# Creatine and Tea (bad?)



## JonnyStead (Mar 24, 2007)

Hey Chaps

I know its typically English but I like tea - and I take kre-alkalyn - does anyone know whether the tea (and specifically the caffeine) causes the creatine to stop working? thanks all


----------



## Double D (Mar 24, 2007)

Personally I have never heard of it. I drink my energy drinks with my creatine all the time. Of course I dont mix my creatine in it, but you know what I mean.


----------



## tucker01 (Mar 25, 2007)

It is fine..

Just keep you water intake up as caffeine is a diuretic.


----------



## jv-jv (Oct 26, 2007)

Hi, I was searching the forum for information on exactly this question, as I put my creatine powder in my cups of tea and came across this thread.  I also did a google search for it and found the following:

Coffee, Caffeine and Fitness: how they interact with each other

It says:

"Although caffeine has been shown to increase endurance time, *further research shows it may actually blunt the effect of creatine*, a popular and well-researched compound known for its consistent ergogenic effects. In a study evaluating the effect of pre-exercise caffeine ingestion on both creatine stores and high-intensity exercise performance, caffeine totally counteracted any effects of creatine supplementation. It was suggested that individuals who creatine load should refrain from caffeine-containing foods and beverages if positive effects are desired."

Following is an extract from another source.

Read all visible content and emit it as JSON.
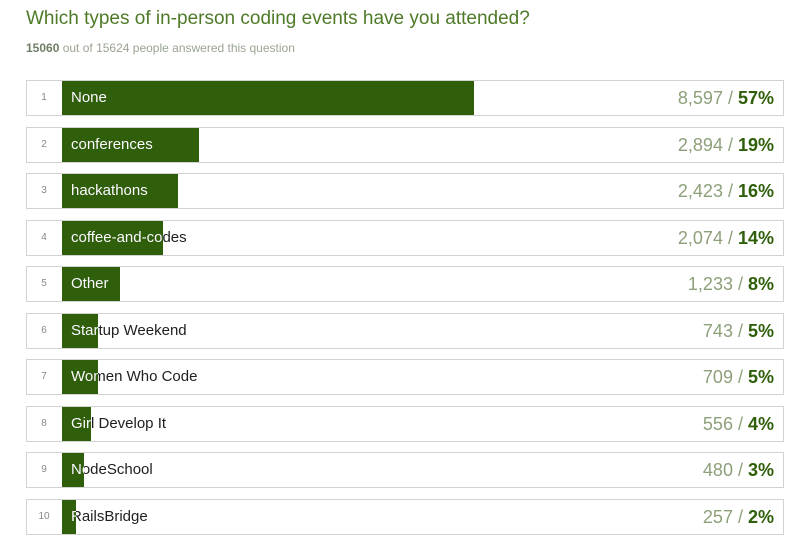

Although the author does mention reasearch in this area, he doesn't refer to a specific study or article so I don't know how accurate this is, or if it has just been made up...

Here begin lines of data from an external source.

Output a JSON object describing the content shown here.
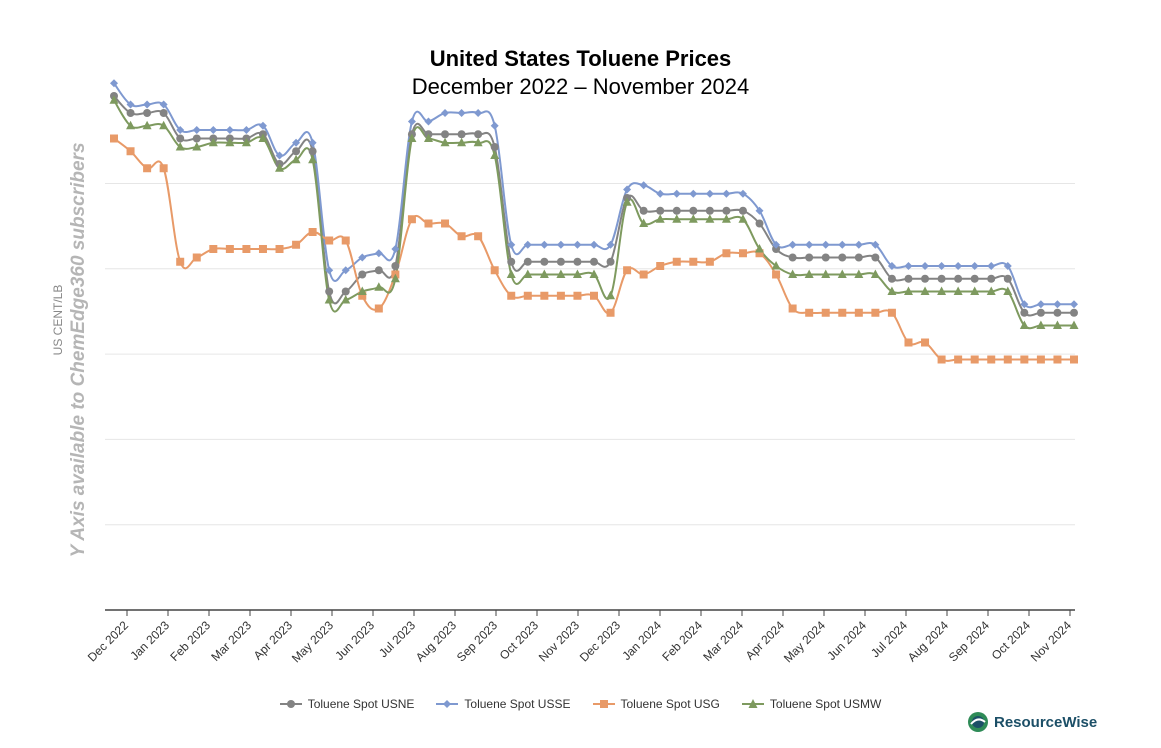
{
  "chart_data": {
    "type": "line",
    "title": "United States Toluene Prices",
    "subtitle": "December 2022 – November 2024",
    "ylabel": "US CENT/LB",
    "y_note": "Y Axis available to ChemEdge360 subscribers",
    "grid": true,
    "legend_position": "bottom",
    "x_tick_labels": [
      "Dec 2022",
      "Jan 2023",
      "Feb 2023",
      "Mar 2023",
      "Apr 2023",
      "May 2023",
      "Jun 2023",
      "Jul 2023",
      "Aug 2023",
      "Sep 2023",
      "Oct 2023",
      "Nov 2023",
      "Dec 2023",
      "Jan 2024",
      "Feb 2024",
      "Mar 2024",
      "Apr 2024",
      "May 2024",
      "Jun 2024",
      "Jul 2024",
      "Aug 2024",
      "Sep 2024",
      "Oct 2024",
      "Nov 2024"
    ],
    "x": [
      0,
      0.4,
      0.8,
      1.2,
      1.6,
      2,
      2.4,
      2.8,
      3.2,
      3.6,
      4,
      4.4,
      4.8,
      5.2,
      5.6,
      6,
      6.4,
      6.8,
      7.2,
      7.6,
      8,
      8.4,
      8.8,
      9.2,
      9.6,
      10,
      10.4,
      10.8,
      11.2,
      11.6,
      12,
      12.4,
      12.8,
      13.2,
      13.6,
      14,
      14.4,
      14.8,
      15.2,
      15.6,
      16,
      16.4,
      16.8,
      17.2,
      17.6,
      18,
      18.4,
      18.8,
      19.2,
      19.6,
      20,
      20.4,
      20.8,
      21.2,
      21.6,
      22,
      22.4,
      22.8,
      23.2
    ],
    "series": [
      {
        "name": "Toluene Spot USNE",
        "color": "#838383",
        "marker": "circle",
        "values": [
          5.4,
          5.2,
          5.2,
          5.2,
          4.9,
          4.9,
          4.9,
          4.9,
          4.9,
          4.95,
          4.6,
          4.75,
          4.75,
          3.1,
          3.1,
          3.3,
          3.35,
          3.4,
          4.95,
          4.95,
          4.95,
          4.95,
          4.95,
          4.8,
          3.45,
          3.45,
          3.45,
          3.45,
          3.45,
          3.45,
          3.45,
          4.2,
          4.05,
          4.05,
          4.05,
          4.05,
          4.05,
          4.05,
          4.05,
          3.9,
          3.6,
          3.5,
          3.5,
          3.5,
          3.5,
          3.5,
          3.5,
          3.25,
          3.25,
          3.25,
          3.25,
          3.25,
          3.25,
          3.25,
          3.25,
          2.85,
          2.85,
          2.85,
          2.85
        ]
      },
      {
        "name": "Toluene Spot USSE",
        "color": "#7f99d0",
        "marker": "diamond",
        "values": [
          5.55,
          5.3,
          5.3,
          5.3,
          5,
          5,
          5,
          5,
          5,
          5.05,
          4.7,
          4.85,
          4.85,
          3.35,
          3.35,
          3.5,
          3.55,
          3.6,
          5.1,
          5.1,
          5.2,
          5.2,
          5.2,
          5.05,
          3.65,
          3.65,
          3.65,
          3.65,
          3.65,
          3.65,
          3.65,
          4.3,
          4.35,
          4.25,
          4.25,
          4.25,
          4.25,
          4.25,
          4.25,
          4.05,
          3.65,
          3.65,
          3.65,
          3.65,
          3.65,
          3.65,
          3.65,
          3.4,
          3.4,
          3.4,
          3.4,
          3.4,
          3.4,
          3.4,
          3.4,
          2.95,
          2.95,
          2.95,
          2.95
        ]
      },
      {
        "name": "Toluene Spot USG",
        "color": "#e89a68",
        "marker": "square",
        "values": [
          4.9,
          4.75,
          4.55,
          4.55,
          3.45,
          3.5,
          3.6,
          3.6,
          3.6,
          3.6,
          3.6,
          3.65,
          3.8,
          3.7,
          3.7,
          3.05,
          2.9,
          3.3,
          3.95,
          3.9,
          3.9,
          3.75,
          3.75,
          3.35,
          3.05,
          3.05,
          3.05,
          3.05,
          3.05,
          3.05,
          2.85,
          3.35,
          3.3,
          3.4,
          3.45,
          3.45,
          3.45,
          3.55,
          3.55,
          3.55,
          3.3,
          2.9,
          2.85,
          2.85,
          2.85,
          2.85,
          2.85,
          2.85,
          2.5,
          2.5,
          2.3,
          2.3,
          2.3,
          2.3,
          2.3,
          2.3,
          2.3,
          2.3,
          2.3
        ]
      },
      {
        "name": "Toluene Spot USMW",
        "color": "#7e9a5f",
        "marker": "triangle",
        "values": [
          5.35,
          5.05,
          5.05,
          5.05,
          4.8,
          4.8,
          4.85,
          4.85,
          4.85,
          4.9,
          4.55,
          4.65,
          4.65,
          3,
          3,
          3.1,
          3.15,
          3.25,
          4.9,
          4.9,
          4.85,
          4.85,
          4.85,
          4.7,
          3.3,
          3.3,
          3.3,
          3.3,
          3.3,
          3.3,
          3.05,
          4.15,
          3.9,
          3.95,
          3.95,
          3.95,
          3.95,
          3.95,
          3.95,
          3.6,
          3.4,
          3.3,
          3.3,
          3.3,
          3.3,
          3.3,
          3.3,
          3.1,
          3.1,
          3.1,
          3.1,
          3.1,
          3.1,
          3.1,
          3.1,
          2.7,
          2.7,
          2.7,
          2.7
        ]
      }
    ]
  },
  "brand": {
    "name": "ResourceWise"
  }
}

Anyway if anyone knows anything about the effect of creatine consumption with caffeine that would clarify this it would be much appreciated!


----------



## Gordo (Oct 26, 2007)

IainDaniel said:


> It is fine..
> 
> Just keep you water intake up as caffeine is a diuretic.


With respect to tea and coffee, the diuretic effects are only initially, but after a couple of weeks, hardened coffee and tea drinkers become adjusted to the caffeine intake (mind you, this is in the 3-4 cup group....higher amounts, ymmv).

Why coffee and tea drinkers can count their intake towards their total daily water and not against.


----------